Pocket-sized smart growth
Posted February 26, 2008 at 11:40PM
Last week I was posting about the downtowns of the very large cities of London, Stockholm, and Washington, DC. I’ve also posted about smart growth in smaller cities. But good, environmentally sound development comes in all shapes and sizes, and one of my favorite examples is in the even-smaller rural town of Langley, on Whidbey Island in Washington State. Langley’s estimated population, as of 2006, is 1,026. But the town is growing: in 2000, the population was only 959!
A ferry ride away from the city of Everett, itself about 30 miles north of Seattle, Langley has been well-positioned to retain its character over the years, and it has remained the sort of quintessential small town that America was once famous for. As you can tell from the Google Earth satellite image above, it is currently surrounded by water and agriculture, not sprawl. And a beautiful and innovative little development is providing one of the models for keeping it that way.

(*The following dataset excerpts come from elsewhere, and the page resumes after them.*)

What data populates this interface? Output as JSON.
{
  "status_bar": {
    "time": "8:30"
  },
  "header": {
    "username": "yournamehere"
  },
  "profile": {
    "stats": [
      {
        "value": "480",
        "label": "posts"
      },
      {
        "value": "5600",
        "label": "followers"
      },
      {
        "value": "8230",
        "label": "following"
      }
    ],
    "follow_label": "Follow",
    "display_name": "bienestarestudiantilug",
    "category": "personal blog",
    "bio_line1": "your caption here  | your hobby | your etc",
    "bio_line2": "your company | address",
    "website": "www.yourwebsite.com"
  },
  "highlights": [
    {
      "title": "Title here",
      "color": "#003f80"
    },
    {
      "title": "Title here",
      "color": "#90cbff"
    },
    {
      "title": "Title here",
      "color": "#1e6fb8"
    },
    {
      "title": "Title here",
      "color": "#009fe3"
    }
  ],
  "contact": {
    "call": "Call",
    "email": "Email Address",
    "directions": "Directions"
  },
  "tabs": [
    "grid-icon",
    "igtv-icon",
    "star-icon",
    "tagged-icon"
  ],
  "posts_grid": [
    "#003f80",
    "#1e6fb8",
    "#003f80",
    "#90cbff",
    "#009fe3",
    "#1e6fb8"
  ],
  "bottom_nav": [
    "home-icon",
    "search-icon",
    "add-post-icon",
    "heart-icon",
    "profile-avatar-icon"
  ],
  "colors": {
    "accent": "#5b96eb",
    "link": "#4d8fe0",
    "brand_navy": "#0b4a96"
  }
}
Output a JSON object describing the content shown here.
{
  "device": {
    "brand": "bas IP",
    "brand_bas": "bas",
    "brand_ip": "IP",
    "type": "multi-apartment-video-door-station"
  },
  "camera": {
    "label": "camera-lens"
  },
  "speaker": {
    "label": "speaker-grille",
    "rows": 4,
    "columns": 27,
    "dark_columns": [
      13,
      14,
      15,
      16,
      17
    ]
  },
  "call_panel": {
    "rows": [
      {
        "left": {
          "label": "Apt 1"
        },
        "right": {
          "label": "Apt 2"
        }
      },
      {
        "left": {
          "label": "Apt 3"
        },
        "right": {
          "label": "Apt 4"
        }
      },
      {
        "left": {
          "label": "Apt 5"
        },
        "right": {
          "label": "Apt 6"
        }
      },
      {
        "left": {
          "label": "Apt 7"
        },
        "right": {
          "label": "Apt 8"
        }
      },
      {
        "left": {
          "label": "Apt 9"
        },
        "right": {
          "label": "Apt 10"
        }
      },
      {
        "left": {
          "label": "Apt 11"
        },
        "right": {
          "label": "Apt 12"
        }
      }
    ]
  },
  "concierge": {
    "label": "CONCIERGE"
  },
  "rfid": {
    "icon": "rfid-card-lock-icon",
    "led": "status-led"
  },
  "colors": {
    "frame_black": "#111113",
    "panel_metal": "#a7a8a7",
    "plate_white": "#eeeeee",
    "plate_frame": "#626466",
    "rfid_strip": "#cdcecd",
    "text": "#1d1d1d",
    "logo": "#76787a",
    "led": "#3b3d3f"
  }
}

I’m going to let the pictures tell most of this story. Third Street Cottages, the development pictured above and sited within the blue boundary on the Google satellite image below, has put eight single-family homes on two-thirds of an acre, in an in-town location within walking distance of all the town’s amenities and Puget Sound. The development was designed by Langley architect Ross Chapin and built by Chapin with his development partner, Jim Soules of The Cottage Company (insert pun about “cottage industry” here).
The homes are small, to be sure, slightly under 1000 square feet each, and best suited to one- or two-member households. But guess what? That’s 60 percent of the households in America today, and a growing portion. Their green features include lots of natural light that reduces electricity demands and use of reclaimed wood that, Chapin and Soules are fond of pointing out, was previously on its way to a mill to become toilet paper.
There is a great sense of community, since the houses are clustered around a green courtyard, they share a common kiosk where mail is delivered, and residents have an easy walk (or very short drive) to the grocery store, pharmacy, places of worship, banks, and places to eat out, as the little icons (bronze for schools and places of worship, yellow dollar signs for banks, and white knives/forks and coffee cups for places to eat) on the satellite image above indicate.
Best of all, Third Street Cottages became a prototype of development that is now encouraged by a cottage ordinance in Langley and other similarly situated towns, and in various forms that you can see well-represented in Chapin’s and The Cottage Company’s websites. These kinds of developments are using land efficiently, reducing transportation burdens, and providing opportunities and models for small-town America to grow without losing its character. They aren’t a total solution, since we need larger houses as well, but those, too, can be developed in sustainable forms, as Chapin’s and Soule’s other work illustrates. I am particularly impressed by another of their pocket-sized projects, Backyard Neighborhood (which I believe is also on Whidbey Island), as a model for adding housing diversity and making good use of land in a neighborhood with suburban-scaled lots.
I get resistance sometimes from people who believe smart growth techniques are only suited to urban areas. They insist that only low-density development can succeed in small towns and rural areas, and that it isn’t realistic to put homes within easy reach of conveniences like stores and places to eat. These guys are proving that’s not the case.